On Wed, Jan 16, 2013 at 11:44 PM, Bruce Momjian <bruce@momjian.us> wrote:
> On Wed, Jan 16, 2013 at 05:04:05PM -0800, Jeff Janes wrote:
>> On Tuesday, January 15, 2013, Stephen Frost wrote:
>>
>> * Gavin Flower (GavinFlower@archidevsys.co.nz) wrote:
>> > How about being aware of multiple spindles - so if the requested
>> > data covers multiple spindles, then data could be extracted in
>> > parallel. This may, or may not, involve multiple I/O channels?
>>
>> Yes, this should dovetail with partitioning and tablespaces to pick up
>> on exactly that.
>>
>>
>> I'd rather not have the benefits of parallelism be tied to partitioning if we
>> can help it. Hopefully implementing parallelism in core would result in
>> something more transparent than that.
>
> We will need a way to know we are not saturating the I/O channel with
> random I/O that could have been sequential if it was single-threaded.
> Tablespaces give us that info; not sure what else does.

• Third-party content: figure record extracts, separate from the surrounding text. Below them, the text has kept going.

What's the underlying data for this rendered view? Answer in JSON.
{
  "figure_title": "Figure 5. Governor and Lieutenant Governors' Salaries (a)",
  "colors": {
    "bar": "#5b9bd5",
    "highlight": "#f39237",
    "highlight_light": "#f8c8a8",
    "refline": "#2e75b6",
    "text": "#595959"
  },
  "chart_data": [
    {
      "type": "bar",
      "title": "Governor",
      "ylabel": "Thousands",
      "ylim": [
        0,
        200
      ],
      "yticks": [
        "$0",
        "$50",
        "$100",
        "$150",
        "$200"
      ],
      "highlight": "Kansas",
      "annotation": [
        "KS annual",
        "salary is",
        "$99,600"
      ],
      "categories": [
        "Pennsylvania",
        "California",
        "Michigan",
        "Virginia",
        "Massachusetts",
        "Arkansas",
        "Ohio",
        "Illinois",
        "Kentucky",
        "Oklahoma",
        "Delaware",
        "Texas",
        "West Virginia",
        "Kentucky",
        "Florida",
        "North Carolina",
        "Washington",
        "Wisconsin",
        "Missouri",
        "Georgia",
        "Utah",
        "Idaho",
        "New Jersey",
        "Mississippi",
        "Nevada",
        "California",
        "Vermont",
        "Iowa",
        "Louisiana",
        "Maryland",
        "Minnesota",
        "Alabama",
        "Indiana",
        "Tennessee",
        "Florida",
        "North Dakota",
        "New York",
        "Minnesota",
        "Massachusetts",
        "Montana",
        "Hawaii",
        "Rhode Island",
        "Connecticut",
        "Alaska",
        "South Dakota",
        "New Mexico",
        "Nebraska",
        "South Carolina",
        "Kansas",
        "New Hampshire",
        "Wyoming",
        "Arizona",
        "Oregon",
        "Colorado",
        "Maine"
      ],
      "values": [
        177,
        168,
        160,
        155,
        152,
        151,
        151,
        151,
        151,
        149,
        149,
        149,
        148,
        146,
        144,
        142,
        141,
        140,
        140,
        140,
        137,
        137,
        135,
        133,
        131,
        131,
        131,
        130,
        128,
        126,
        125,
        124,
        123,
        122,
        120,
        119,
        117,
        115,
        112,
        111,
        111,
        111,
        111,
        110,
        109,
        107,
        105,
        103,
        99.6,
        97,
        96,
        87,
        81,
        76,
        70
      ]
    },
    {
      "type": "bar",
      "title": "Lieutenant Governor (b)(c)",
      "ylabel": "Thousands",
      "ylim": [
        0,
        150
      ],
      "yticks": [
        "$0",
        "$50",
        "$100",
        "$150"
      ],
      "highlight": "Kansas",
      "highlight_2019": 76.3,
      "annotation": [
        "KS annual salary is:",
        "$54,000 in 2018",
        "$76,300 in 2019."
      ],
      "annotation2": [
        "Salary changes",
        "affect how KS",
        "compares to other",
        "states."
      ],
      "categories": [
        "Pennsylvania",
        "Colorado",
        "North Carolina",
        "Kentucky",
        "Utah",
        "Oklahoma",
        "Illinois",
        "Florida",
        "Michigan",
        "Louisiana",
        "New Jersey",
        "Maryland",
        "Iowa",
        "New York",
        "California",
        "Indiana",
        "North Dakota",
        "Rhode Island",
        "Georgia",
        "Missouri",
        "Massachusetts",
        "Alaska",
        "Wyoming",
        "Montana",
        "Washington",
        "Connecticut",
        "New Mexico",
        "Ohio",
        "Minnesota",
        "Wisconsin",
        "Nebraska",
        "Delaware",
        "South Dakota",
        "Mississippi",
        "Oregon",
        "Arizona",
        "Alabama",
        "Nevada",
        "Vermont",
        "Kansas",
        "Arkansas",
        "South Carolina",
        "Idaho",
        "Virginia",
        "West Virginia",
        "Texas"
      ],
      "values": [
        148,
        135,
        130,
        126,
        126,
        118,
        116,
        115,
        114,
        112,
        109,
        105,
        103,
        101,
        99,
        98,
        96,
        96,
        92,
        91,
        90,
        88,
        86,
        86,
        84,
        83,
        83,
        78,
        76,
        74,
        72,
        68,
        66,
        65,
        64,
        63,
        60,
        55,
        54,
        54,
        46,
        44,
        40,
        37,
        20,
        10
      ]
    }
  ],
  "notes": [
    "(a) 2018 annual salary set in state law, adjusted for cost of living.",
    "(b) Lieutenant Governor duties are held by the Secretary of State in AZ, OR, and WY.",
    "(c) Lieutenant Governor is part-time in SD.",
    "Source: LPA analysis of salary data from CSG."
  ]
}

I do also think tablespaces are a safe bet. But it wouldn't help for
parallelizing sorts or other operations with tempfiles (tempfiles
reside on the same tablespace), or even over a single table (same
tablespace again). And when the query is CPU-bound, it could be
parallelized by simply making a multithreaded memory sort. Well, not
so simply, but I do think it's an important building block.